Enforced adenoviral vector-mediated expression of HOXB4 in human umbilical cord blood CD34+ cells promotes myeloid differentiation but not proliferation

Retroviral overexpression of the transcription factor HOXB4 results in a rapid increase in proliferation of murine hematopoietic stem cells both in vivo and in vitro. Therefore, we asked whether transient overexpression of HOXB4 would increase proliferation of human primitive hematopoietic progenitors. Transient overexpression of HOXB4 was generated in umbilical cord blood (CB) CD34(+) cells by a recombinant adenovirus (AdHOXB4) expressing HOXB4 together with the enhanced green fluorescent protein (GFP). Transduced, GFP(+) cells were cultured in serum-free medium containing cytokines that primarily support the growth of primitive hematopoietic progenitors.
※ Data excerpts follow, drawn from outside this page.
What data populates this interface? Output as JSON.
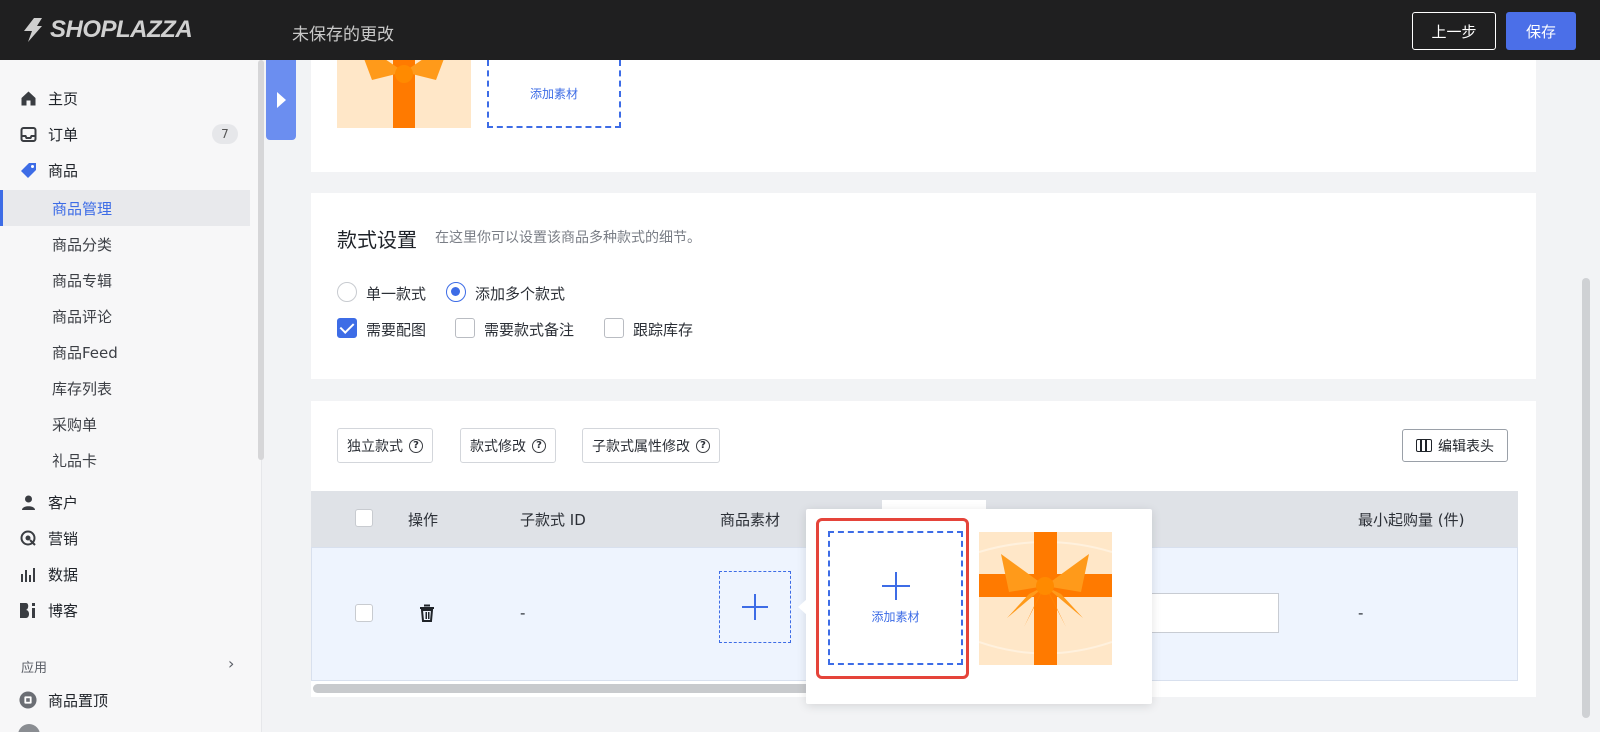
{
  "header": {
    "logo_text": "SHOPLAZZA",
    "unsaved_text": "未保存的更改",
    "prev_button": "上一步",
    "save_button": "保存"
  },
  "sidebar": {
    "items": [
      {
        "label": "主页",
        "icon": "home-icon"
      },
      {
        "label": "订单",
        "icon": "inbox-icon",
        "badge": "7"
      },
      {
        "label": "商品",
        "icon": "tag-icon"
      }
    ],
    "product_sub": [
      {
        "label": "商品管理",
        "active": true
      },
      {
        "label": "商品分类"
      },
      {
        "label": "商品专辑"
      },
      {
        "label": "商品评论"
      },
      {
        "label": "商品Feed"
      },
      {
        "label": "库存列表"
      },
      {
        "label": "采购单"
      },
      {
        "label": "礼品卡"
      }
    ],
    "more_items": [
      {
        "label": "客户",
        "icon": "user-icon"
      },
      {
        "label": "营销",
        "icon": "target-icon"
      },
      {
        "label": "数据",
        "icon": "bar-chart-icon"
      },
      {
        "label": "博客",
        "icon": "blog-icon"
      }
    ],
    "apps_label": "应用",
    "apps_items": [
      {
        "label": "商品置顶",
        "icon": "pin-app-icon"
      }
    ]
  },
  "top_card": {
    "add_material_label": "添加素材"
  },
  "variant_settings": {
    "title": "款式设置",
    "description": "在这里你可以设置该商品多种款式的细节。",
    "radio_single": "单一款式",
    "radio_multi": "添加多个款式",
    "check_image": "需要配图",
    "check_note": "需要款式备注",
    "check_inventory": "跟踪库存"
  },
  "toolbar": {
    "chip_independent": "独立款式",
    "chip_modify": "款式修改",
    "chip_sub_modify": "子款式属性修改",
    "edit_columns": "编辑表头"
  },
  "table": {
    "headers": {
      "action": "操作",
      "sub_id": "子款式 ID",
      "material": "商品素材",
      "min_qty": "最小起购量 (件)"
    },
    "row": {
      "sub_id": "-",
      "min_qty": "-"
    }
  },
  "popover": {
    "add_material_label": "添加素材"
  },
  "colors": {
    "accent": "#3d6ce6",
    "highlight": "#e5443a",
    "gift_orange": "#ff7a00"
  }
}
In contrast to previous findings using retroviral overexpression of HOXB4, we did not observe any increase in proliferation of primitive progenitors or increased colony formation of clonogenic progenitors, including progenitor progeny from long-term culture-initiating cells following adenoviral vector overexpression of HOXB4 in CB CD34(+) cells. However, enforced expression of HOXB4 by the adenoviral vector significantly increased myeloid differentiation of primitive hematopoietic progenitors. Since retroviral vectors generate low and continuous levels of transgene expression in contrast to the high, transient levels generated by the adenoviral vector, our findings suggest that the high levels of HOXB4 expression generated by AdHOXB4 in human CB CD34(+) cells direct the cells toward a myeloid differentiation program rather than increased proliferation.